In the past decade, there has been exponentially growing interest in the use of observational data collected as a part of routine healthcare practice to determine the effect of a treatment with causal inference models. Validation of these models, however, has been a challenge because the ground truth is unknown: only one treatment-outcome pair for each person can be observed. There have been multiple efforts to fill this void using synthetic data where the ground truth can be generated. However, to date, these datasets have been severely limited in their utility either by being modeled after small non-representative patient populations, being dissimilar to real target populations, or only providing known effects for two cohorts (treated vs. control). In this work, we produced a large-scale and realistic synthetic dataset that provides ground truth effects for over 10 hypertension treatments on blood pressure outcomes.
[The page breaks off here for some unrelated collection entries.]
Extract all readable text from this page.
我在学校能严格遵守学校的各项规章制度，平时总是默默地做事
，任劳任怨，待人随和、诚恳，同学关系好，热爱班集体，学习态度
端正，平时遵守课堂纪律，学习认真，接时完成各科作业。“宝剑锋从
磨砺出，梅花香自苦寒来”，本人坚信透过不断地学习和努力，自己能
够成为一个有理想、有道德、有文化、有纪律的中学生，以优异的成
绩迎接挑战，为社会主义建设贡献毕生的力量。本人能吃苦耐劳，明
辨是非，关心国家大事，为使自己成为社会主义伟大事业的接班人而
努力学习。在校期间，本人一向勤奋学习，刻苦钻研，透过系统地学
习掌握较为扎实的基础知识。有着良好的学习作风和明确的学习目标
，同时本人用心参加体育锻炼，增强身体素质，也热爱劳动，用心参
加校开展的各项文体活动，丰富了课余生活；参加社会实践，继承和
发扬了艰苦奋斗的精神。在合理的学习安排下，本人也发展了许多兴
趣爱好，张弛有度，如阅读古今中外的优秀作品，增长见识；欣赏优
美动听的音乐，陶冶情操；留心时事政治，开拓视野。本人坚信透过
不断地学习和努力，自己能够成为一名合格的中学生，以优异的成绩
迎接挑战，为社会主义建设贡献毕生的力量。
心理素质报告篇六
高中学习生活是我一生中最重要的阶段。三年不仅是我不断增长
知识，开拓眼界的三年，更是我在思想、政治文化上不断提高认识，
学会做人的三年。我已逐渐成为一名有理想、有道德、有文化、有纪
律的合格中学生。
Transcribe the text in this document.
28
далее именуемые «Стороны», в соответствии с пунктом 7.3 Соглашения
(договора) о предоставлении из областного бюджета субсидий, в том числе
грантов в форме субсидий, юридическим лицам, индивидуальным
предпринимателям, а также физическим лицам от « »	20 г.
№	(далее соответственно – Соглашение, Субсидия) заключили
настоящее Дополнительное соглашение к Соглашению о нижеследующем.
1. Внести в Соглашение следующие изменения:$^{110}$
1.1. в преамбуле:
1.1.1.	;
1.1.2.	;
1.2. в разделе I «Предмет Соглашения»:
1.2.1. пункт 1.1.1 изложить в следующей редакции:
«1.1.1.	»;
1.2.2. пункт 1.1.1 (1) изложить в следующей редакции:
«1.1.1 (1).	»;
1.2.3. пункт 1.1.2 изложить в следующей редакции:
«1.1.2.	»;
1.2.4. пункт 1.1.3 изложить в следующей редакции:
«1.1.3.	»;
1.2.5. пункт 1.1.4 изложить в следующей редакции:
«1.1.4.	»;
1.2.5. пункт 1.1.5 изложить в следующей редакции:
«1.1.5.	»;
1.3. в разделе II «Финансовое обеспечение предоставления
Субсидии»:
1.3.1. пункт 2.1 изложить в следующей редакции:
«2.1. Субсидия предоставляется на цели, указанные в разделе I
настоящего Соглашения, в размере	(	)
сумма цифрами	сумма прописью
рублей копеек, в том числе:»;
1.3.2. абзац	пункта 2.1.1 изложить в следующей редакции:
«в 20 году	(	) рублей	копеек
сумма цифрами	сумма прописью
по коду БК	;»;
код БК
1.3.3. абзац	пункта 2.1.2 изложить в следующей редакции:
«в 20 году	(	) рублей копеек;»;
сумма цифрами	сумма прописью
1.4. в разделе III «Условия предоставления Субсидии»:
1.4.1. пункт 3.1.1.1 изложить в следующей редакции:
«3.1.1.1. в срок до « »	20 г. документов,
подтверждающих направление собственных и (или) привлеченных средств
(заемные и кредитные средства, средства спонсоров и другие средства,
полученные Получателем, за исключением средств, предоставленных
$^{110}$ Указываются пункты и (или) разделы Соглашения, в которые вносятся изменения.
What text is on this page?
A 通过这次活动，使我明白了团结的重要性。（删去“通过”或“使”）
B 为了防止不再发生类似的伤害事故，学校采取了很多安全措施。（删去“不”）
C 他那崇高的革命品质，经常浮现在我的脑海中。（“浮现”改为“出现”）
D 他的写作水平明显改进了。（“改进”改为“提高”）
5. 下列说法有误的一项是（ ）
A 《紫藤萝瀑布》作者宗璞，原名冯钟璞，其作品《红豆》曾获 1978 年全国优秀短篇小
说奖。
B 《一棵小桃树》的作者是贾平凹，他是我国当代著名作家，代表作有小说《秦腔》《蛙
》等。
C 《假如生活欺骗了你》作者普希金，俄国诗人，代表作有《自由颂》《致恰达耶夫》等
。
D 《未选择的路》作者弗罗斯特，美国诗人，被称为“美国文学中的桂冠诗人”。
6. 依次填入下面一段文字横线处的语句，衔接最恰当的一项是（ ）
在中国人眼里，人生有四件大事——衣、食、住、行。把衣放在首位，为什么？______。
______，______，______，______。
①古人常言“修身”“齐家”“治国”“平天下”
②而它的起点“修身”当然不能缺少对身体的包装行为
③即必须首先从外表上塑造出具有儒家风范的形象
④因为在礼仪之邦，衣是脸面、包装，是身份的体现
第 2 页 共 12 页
The synthetic dataset was created by modeling a nationwide cohort of more than 580, 000 hypertension patient data including each person's multi-year history of diagnoses, medications, and laboratory values. We designed a data generation process by combining an adapted ADS-GAN model for fictitious patient information generation and a neural network for treatment outcome generation. Wasserstein distance of 0.35 demonstrates that our synthetic data follows a nearly identical joint distribution to the patient cohort used to generate the data. Patient privacy was a primary concern for this study; the ϵ-identifiability metric, which estimates the probability of actual patients being identified, is 0.008%, ensuring that our synthetic data cannot be used to identify any actual patients. To demonstrate its usage, we tested the bias in causal effect estimation of four well-established models using this dataset. The approach we used can be readily extended to other types of diseases in the clinical domain, and to datasets in other domains as well.